For those people that find themselves using both EN ISO 13849-1 and EN 62061, it is also frustrating - and possibly confusing - that different terminology is used: EN ISO 13849-1 Performance Level b is roughly equivalent to a 'low' EN 62061 SIL 1; Performance Level c is a 'high' SIL 1; Performance Level d is SIL 2; and Performance Level e is SIL3.
Editor: But if the standard was voted through, surely it cannot be that bad?

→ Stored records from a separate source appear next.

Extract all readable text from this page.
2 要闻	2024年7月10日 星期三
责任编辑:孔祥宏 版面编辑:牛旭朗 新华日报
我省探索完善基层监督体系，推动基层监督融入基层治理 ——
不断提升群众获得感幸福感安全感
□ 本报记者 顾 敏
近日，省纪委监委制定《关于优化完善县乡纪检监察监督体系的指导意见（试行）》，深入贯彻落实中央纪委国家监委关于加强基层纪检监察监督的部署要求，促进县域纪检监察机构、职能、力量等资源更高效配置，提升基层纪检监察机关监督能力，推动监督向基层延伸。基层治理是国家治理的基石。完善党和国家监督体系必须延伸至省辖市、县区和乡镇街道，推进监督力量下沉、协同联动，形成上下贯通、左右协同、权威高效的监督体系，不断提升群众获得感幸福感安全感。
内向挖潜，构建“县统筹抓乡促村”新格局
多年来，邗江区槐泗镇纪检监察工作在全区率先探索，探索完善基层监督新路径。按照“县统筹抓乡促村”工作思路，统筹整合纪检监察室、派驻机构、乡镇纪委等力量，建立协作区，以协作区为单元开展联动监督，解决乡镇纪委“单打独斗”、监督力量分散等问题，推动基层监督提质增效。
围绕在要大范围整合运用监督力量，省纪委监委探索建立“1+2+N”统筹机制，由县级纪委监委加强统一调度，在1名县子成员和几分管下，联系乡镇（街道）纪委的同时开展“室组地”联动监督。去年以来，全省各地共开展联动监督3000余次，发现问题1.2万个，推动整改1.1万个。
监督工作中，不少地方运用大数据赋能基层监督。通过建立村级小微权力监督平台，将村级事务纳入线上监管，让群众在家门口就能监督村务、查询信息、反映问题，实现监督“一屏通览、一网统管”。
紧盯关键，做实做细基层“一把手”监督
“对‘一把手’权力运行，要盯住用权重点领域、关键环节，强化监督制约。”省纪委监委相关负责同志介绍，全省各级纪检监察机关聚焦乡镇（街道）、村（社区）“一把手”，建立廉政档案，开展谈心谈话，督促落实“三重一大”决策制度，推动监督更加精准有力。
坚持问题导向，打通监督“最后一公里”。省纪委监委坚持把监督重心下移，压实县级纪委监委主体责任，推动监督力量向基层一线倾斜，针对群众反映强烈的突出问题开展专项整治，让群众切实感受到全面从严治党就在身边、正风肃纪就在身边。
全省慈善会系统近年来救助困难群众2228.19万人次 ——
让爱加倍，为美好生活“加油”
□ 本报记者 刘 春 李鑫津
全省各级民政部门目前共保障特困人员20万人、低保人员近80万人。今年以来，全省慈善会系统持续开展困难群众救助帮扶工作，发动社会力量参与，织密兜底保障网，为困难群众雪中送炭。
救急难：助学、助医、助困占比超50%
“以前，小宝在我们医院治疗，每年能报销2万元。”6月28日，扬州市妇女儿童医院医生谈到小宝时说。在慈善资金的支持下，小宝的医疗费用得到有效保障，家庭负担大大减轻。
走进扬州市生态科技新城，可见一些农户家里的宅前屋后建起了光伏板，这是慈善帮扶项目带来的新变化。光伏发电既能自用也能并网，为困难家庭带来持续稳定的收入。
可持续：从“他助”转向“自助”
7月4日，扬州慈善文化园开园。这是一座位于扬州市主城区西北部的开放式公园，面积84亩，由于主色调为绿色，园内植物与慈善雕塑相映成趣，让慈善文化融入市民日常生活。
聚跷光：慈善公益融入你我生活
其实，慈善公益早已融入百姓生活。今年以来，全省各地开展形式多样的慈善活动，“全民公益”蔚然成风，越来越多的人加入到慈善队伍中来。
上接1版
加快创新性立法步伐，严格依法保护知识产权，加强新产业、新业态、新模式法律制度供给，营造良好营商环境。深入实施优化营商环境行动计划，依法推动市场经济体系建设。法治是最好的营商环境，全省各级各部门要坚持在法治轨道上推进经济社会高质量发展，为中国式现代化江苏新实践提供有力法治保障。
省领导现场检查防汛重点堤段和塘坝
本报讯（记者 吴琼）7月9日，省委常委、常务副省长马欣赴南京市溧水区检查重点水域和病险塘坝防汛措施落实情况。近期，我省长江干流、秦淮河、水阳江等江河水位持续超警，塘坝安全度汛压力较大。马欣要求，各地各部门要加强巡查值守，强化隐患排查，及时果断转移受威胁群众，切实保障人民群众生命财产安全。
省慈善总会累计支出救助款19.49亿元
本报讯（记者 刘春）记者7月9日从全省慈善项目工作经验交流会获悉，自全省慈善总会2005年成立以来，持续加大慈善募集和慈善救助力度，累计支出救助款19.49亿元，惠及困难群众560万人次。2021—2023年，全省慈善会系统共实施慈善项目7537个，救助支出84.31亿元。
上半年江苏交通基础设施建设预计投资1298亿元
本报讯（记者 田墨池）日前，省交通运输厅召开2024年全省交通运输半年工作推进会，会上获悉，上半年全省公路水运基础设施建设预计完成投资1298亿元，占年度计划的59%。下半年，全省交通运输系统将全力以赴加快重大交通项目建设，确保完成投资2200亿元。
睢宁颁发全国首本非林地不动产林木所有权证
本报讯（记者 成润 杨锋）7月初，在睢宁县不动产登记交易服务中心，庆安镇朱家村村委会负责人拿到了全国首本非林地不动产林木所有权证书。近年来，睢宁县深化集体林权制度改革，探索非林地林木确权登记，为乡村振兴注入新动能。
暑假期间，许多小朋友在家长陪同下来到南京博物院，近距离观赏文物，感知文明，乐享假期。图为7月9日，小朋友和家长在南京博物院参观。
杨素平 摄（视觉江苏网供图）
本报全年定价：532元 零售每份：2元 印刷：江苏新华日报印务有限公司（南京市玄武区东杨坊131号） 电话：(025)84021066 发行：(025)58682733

KI: I am not the only person that believes the new standard was 'eased' through the approvals process. In May 2006 the reports from the committee suggested that it was going to be abandoned, as EN 62061 had been harmonised and is broadly similar to EN ISO 13849-1. However, EN 62061 only applies to electrical control systems, so some committee members felt that, because EN 62061 could not replace EN 954-1, EN ISO 13849-1 had to be approved, as it also covers pneumatic, hydraulic and mechanical safety systems. With what seemed like undue haste (in comparison with international standards committee history) the new standard was approved and, at the final vote, many countries abstained. Nevertheless, it was approved, despite strong objections, with the UK, USA and Japan voting against it.
Although there is a lot to be disliked about EN ISO 13849, it has to be said that there are several things in its favour. For example, the quantitative approach is undoubtedly more appropriate for complex machinery, and it also enables the proposed safety-related control system to be validated. With EN 9541 it was a case of designing the system and relying on the design being right, but EN ISO 13849-1 forces you to validate that the control system really does do what is required of it.
Editor: What is the timetable for the introduction of EN ISO 13849-1?
KI: It was harmonised on 8 May 2007, with a transition period until 30 November 2009 during which machine builders can choose whether to work to EN 954-1 or EN ISO 13849-1.
Editor: Which standards are you advising people to use for the time being?
KI: For a simple machine - typically one on which the safety-related control system uses nothing more sophisticated than safety relays - I would usually say use EN 954-1, and I am confident that the HSE would be comfortable with that. However, for more complex machinery, or anything using a programmable safety controller of any sort, I would recommend EN 62061. Complex non-electrical safety-related control systems should be designed to EN ISO 13849-1.
Editor: What about Type C standards that relate to specific categories of machinery?
KI: Yes, these should be used as well. Surprisingly, I often come across people that are not aware that these standards exist. This is a pity, because the standards are very useful inasmuch as they tell you what the risks are and indicate the minimum safety category (as per EN 954-1) that should be used. However, as time goes on, these standards - which are generally 'three-letter' EN standards (such as EN 692 for mechanical presses) - are being rewritten and produced as international ISO standards with a five- or six-figure number. These will contain references to EN ISO 13849-1 and IEC 62061, rather than the old EN 954-1.
Editor: Where can people find out more about EN ISO 13849-1 and EN 62061?
KI: There are already some technical articles on the Pilz website about these, plus Pilz runs a one-day training course that explains these two standards, when to use each one, and how to perform the calculations. Pilz consultants can, of course, also give one-to-one advice about specific projects.